Monday, September 14, 2015

James C. Scott, interviewed in Gastronomica, The Journal of Critical food Studies.
Gastronomica has been the go-to journal for important conversations about food. With its diverse voices, cross-disciplinary mix of articles, and cross-cultural orientation, Gastronomica takes food as a starting point to probe timely and necessary questions about the role of food in everyday life. Through studies of historical trends and transformations in food and eating, analyses of the political, economic, and social dimensions of food production and consumption, research briefs on emerging issues in fields related to food research and innovation, creative reflections on the aesthetic qualities of food, and interviews with key figures in the world of food (scholars, activists, producers, and consumers), Gastronomica is at the forefront of the dynamic world of critical inquiry and debate about food.
I was trained as a political scientist and the profession bores me, to be frank. I am truly bored by mainstream work in my discipline, which strikes me as a kind of medieval scholasticism of a special kind. People ask me about the intellectual organization of my interdisciplinary work, and I have to say, it’s the consequence of boredom and the knowledge that so many other things had been written about peasants that are more interesting than anything political scientists have written about them, that I should go to those places and learn these things and read things outside of the discipline like Balzac and Zola, novels about the peasantry and memoirs. If you spend all of your time reading mainstream political science, you are going to reproduce mainstream political science. Nothing else can happen from that particular place. It seems to me, anything interesting that happens in political science is probably an import from some exotic place outside political science and I happen to go to different exotic places than other people and once in a while I stumble across something that helps me understand. The thing that attracted me to anthropology is that it insisted on a kind of eyes-wide-open fieldwork and total immersion in a peasant community and so I went from political science to a kind of anthropology envy. I can remember the first time I gave a talk when, I think it was in Toronto, and they didn’t know what discipline I came from, and they said, “Jim Scott, social anthropologist from Yale” and I thought, oh my God, I’ve finally passed. I felt so proud that they didn’t know I was a political scientist; I had succeeded in transcending my background.
Gastronomica has a chef's page [dead, now but the interviews themselves are still up] where they interview Daniel Humm, the chef and partner at 11 Madison Park

Business Insider rates it the best restaurant in America. "While the menu has changed, the decadence remains."
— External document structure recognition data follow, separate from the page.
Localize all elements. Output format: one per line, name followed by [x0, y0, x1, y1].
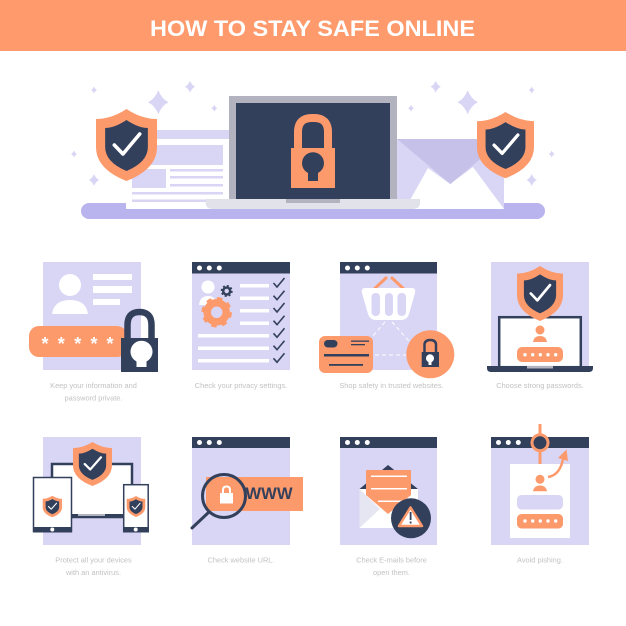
shopping basket [362, 278, 415, 320]
laptop with padlock [206, 96, 420, 209]
panel: privacy settings [192, 262, 290, 390]
caption: Check E-mails before [356, 556, 427, 564]
tablet [33, 478, 72, 532]
phone [123, 485, 149, 532]
dashed connections [372, 322, 409, 355]
laptop [52, 464, 133, 518]
person icon [52, 274, 88, 314]
padlock [291, 118, 335, 188]
browser bar [340, 262, 437, 274]
warning badge [391, 498, 431, 538]
username field [517, 495, 563, 510]
envelope [397, 139, 504, 209]
caption: password private. [65, 394, 122, 402]
ground bar [81, 203, 545, 219]
URL bar: WWW [246, 485, 293, 503]
panel: avoid phishing [491, 424, 589, 564]
password pill [517, 347, 563, 362]
browser bar [340, 437, 437, 448]
panel: strong passwords [487, 262, 593, 390]
password field: * [106, 334, 114, 354]
caption: Check website URL. [208, 556, 274, 564]
credit card [319, 336, 373, 373]
magnifying glass [192, 474, 246, 528]
caption: Shop safety in trusted websites. [339, 381, 444, 390]
arrow [548, 450, 568, 477]
person icon [533, 326, 547, 342]
right shield [477, 112, 534, 178]
panel: protect devices [33, 437, 149, 577]
lock icon [220, 486, 233, 504]
setting lines [198, 284, 269, 362]
header banner [0, 0, 626, 51]
login card [510, 464, 570, 538]
open envelope [360, 465, 418, 528]
person icon [533, 475, 547, 491]
caption: Choose strong passwords. [496, 381, 584, 390]
panel: check emails [340, 437, 437, 577]
large gear [203, 299, 230, 326]
password field [29, 326, 127, 357]
panel: shop safely [319, 262, 454, 390]
web page document [126, 130, 231, 209]
phishing hook [532, 424, 548, 464]
padlock icon [121, 312, 158, 372]
browser bar [491, 437, 589, 448]
text lines [93, 274, 132, 305]
password field: * [90, 334, 98, 354]
small gear [222, 286, 232, 296]
caption: Protect all your devices [55, 556, 132, 564]
password field: * [41, 334, 49, 354]
letter [366, 470, 411, 514]
panel: keep information private [29, 262, 158, 402]
password field [517, 514, 563, 528]
caption [55, 556, 132, 577]
panel: check URL [192, 437, 303, 564]
hero illustration [71, 81, 555, 219]
caption: open them. [373, 568, 410, 577]
person icon [199, 280, 217, 305]
caption [356, 556, 427, 577]
laptop shield [73, 442, 112, 486]
title: HOW TO STAY SAFE ONLINE [150, 16, 475, 41]
password field: * [74, 334, 81, 354]
password field: * [58, 334, 65, 354]
browser bar [192, 437, 290, 448]
laptop [487, 317, 593, 372]
caption: with an antivirus. [65, 568, 121, 577]
left shield [96, 109, 157, 181]
sparkles [71, 81, 555, 186]
caption: Keep your information and [50, 381, 137, 390]
caption: Check your privacy settings. [195, 381, 287, 390]
caption: Avoid pishing. [517, 556, 563, 564]
shield [517, 266, 563, 321]
lock badge [406, 330, 454, 378]
caption [50, 381, 137, 402]
browser bar [192, 262, 290, 274]
check marks [274, 278, 284, 362]
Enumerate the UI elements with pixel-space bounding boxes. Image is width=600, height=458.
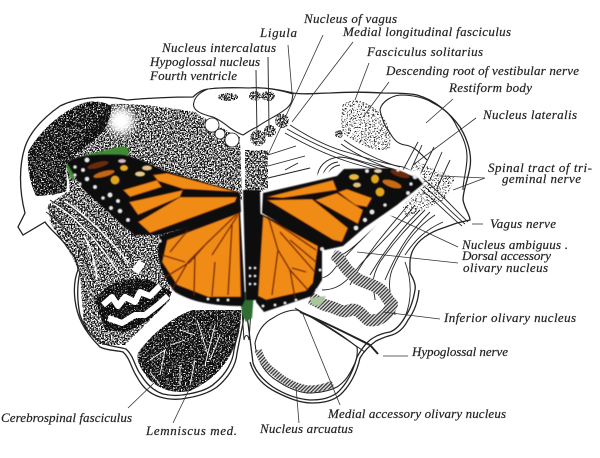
orange wing panels bbox=[123, 173, 372, 300]
white margin dots bbox=[73, 158, 417, 308]
white fibre streaks in pyramid bbox=[150, 320, 220, 385]
label: Fasciculus solitarius: Fasciculus solitarius bbox=[366, 44, 483, 59]
label: Medial longitudinal fasciculus: Medial longitudinal fasciculus bbox=[342, 24, 511, 39]
outer outline of medulla bbox=[18, 88, 471, 403]
stippled region: pyramid dark bbox=[138, 310, 241, 392]
nerve fibre bundles bbox=[268, 125, 468, 317]
white circles by ventricle bbox=[205, 118, 239, 147]
label: Lemniscus med.: Lemniscus med. bbox=[145, 423, 237, 438]
label: Inferior olivary nucleus: Inferior olivary nucleus bbox=[443, 310, 576, 325]
curved fibre streaks in lateral field bbox=[46, 190, 132, 280]
green cut-out remnants bbox=[66, 146, 326, 322]
black wing bodies bbox=[67, 155, 423, 312]
panel: medulla cross-section bbox=[18, 88, 471, 403]
label: Nucleus arcuatus: Nucleus arcuatus bbox=[259, 421, 353, 436]
label: Nucleus intercalatus: Nucleus intercalatus bbox=[161, 40, 276, 55]
ventricular nuclei bbox=[218, 91, 289, 146]
restiform body outline bbox=[380, 95, 467, 190]
left hindwing black bbox=[158, 210, 245, 306]
label: Medial accessory olivary nucleus: Medial accessory olivary nucleus bbox=[327, 406, 506, 421]
wing veins bbox=[162, 213, 316, 298]
label: Dorsal accessory olivary nucleus: Dorsal accessory bbox=[461, 248, 551, 263]
cream and yellow wing spots bbox=[87, 159, 410, 196]
fasciculus solitarius cell group bbox=[335, 101, 390, 149]
fourth ventricle outline bbox=[194, 88, 293, 135]
white patch in reticular field bbox=[108, 108, 134, 134]
left forewing cells bbox=[123, 180, 162, 197]
medullary raphe and hypoglossal nerve bbox=[242, 308, 378, 354]
white fibre streaks in lateral field bbox=[54, 201, 128, 280]
leader lines bbox=[128, 35, 485, 423]
label: Hypoglossal nerve: Hypoglossal nerve bbox=[411, 344, 508, 359]
body bbox=[243, 190, 262, 300]
label: Hypoglossal nucleus: Hypoglossal nucleus bbox=[149, 54, 260, 69]
right hindwing black bbox=[256, 212, 322, 312]
label: Spinal tract of trigeminal nerve: Spinal tract of tri- bbox=[488, 160, 592, 175]
midline stippling bbox=[245, 150, 268, 192]
right hindwing cell bbox=[258, 216, 318, 300]
label: Spinal tract second line: geminal nerve bbox=[502, 171, 581, 186]
butterfly bbox=[66, 146, 425, 322]
label: Restiform body: Restiform body bbox=[448, 80, 532, 95]
stippled spinal trigeminal tract bbox=[400, 160, 455, 218]
label: Nucleus of vagus: Nucleus of vagus bbox=[303, 11, 397, 26]
label: Fourth ventricle: Fourth ventricle bbox=[149, 68, 237, 83]
inferior olivary nucleus bbox=[310, 254, 392, 320]
left hindwing cells bbox=[162, 213, 241, 297]
label: Nucleus lateralis: Nucleus lateralis bbox=[482, 107, 577, 122]
left forewing black bbox=[67, 155, 241, 235]
stippled region: central reticular field bbox=[48, 104, 242, 345]
arcuate nucleus oval bbox=[255, 310, 357, 393]
label: Vagus nerve: Vagus nerve bbox=[490, 216, 556, 231]
label: Dorsal accessory second line: olivary nucleus bbox=[463, 260, 548, 275]
label: Ligula: Ligula bbox=[259, 25, 298, 40]
stippled region: upper left dark bbox=[28, 101, 112, 196]
label: Nucleus ambiguus: Nucleus ambiguus . bbox=[461, 237, 568, 252]
label: Descending root of vestibular nerve: Descending root of vestibular nerve bbox=[385, 63, 579, 78]
right forewing cells bbox=[267, 180, 337, 198]
right forewing black bbox=[262, 168, 423, 250]
label: Cerebrospinal fasciculus: Cerebrospinal fasciculus bbox=[1, 410, 132, 425]
white convoluted lobes bbox=[95, 262, 172, 332]
wing white halo bbox=[262, 168, 425, 315]
hatched arcuate band bbox=[258, 350, 333, 389]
I have enjoyed a kind of relationship with agriculture as a mediocre farmer, as a mediocre sheep raiser, and as a mediocre beekeeper—and I’m serious about the mediocrity, I’m right there in the middle. 
The art of the designer and the happy hobbyist, without risk, not the defense attorney who defends drug dealers and killers, or the ER surgeon who loves saving lives and the danger of making the mistake that takes them.

He's happy to have "passed" as an anthropologist, and historians are an important influence, but the interviewer refers more than once to bis "intellectual project" and he doesn't challenge the terminology.

The reference to medieval scholasticism is nice.
from 2013: "Scott is an engineer of ideas defending the moral importance of a hobby."